The 2021 Congressional App Challenge yielded 2,101 fully functioning apps. After eighteen months of disruptions to educational cadences for students everywhere, the Congressional App Challenge came roaring back with 7,174 students registering for this year’s competition. All told, 340 Members of Congress hosted Congressional App Challenges in their districts across 50 states, Puerto Rico, Guam, the Mariana Islands, the U.S. Virgin Islands, and Washington, D.C.

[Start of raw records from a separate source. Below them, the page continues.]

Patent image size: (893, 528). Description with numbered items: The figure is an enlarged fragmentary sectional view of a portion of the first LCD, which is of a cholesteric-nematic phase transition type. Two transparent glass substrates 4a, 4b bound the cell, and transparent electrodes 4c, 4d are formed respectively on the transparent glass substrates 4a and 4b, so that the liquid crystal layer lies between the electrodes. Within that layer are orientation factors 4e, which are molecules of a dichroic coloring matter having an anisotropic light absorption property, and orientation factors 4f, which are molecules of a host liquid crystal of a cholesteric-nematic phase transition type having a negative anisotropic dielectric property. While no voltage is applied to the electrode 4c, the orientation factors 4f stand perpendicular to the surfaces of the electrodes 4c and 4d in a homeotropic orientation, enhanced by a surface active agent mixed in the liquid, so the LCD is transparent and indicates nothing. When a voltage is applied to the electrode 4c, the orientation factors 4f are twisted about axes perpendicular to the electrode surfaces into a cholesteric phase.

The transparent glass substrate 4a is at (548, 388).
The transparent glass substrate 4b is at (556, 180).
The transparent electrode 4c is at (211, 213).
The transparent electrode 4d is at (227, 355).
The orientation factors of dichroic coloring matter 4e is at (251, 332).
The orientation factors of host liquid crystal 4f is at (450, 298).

The Congressional App Challenge is an official initiative of the U.S. House of Representatives, where Members of Congress host contests in their districts for middle school and high school students, encouraging them to learn to code and inspiring them to pursue careers in computer science. Each participating Member of Congress selects a winning app from their district, and each winning team is invited to showcase their winning app to Congress during our annual #HouseOfCode festival. The program is a public-private partnership made possible through funding from Omidyar Network, AWS, theCoderSchool, Facebook, Replit, Accenture, and others.
The 2022 Congressional App Challenge will launch in June of 2022, and eligible students can pre-register for the competition now.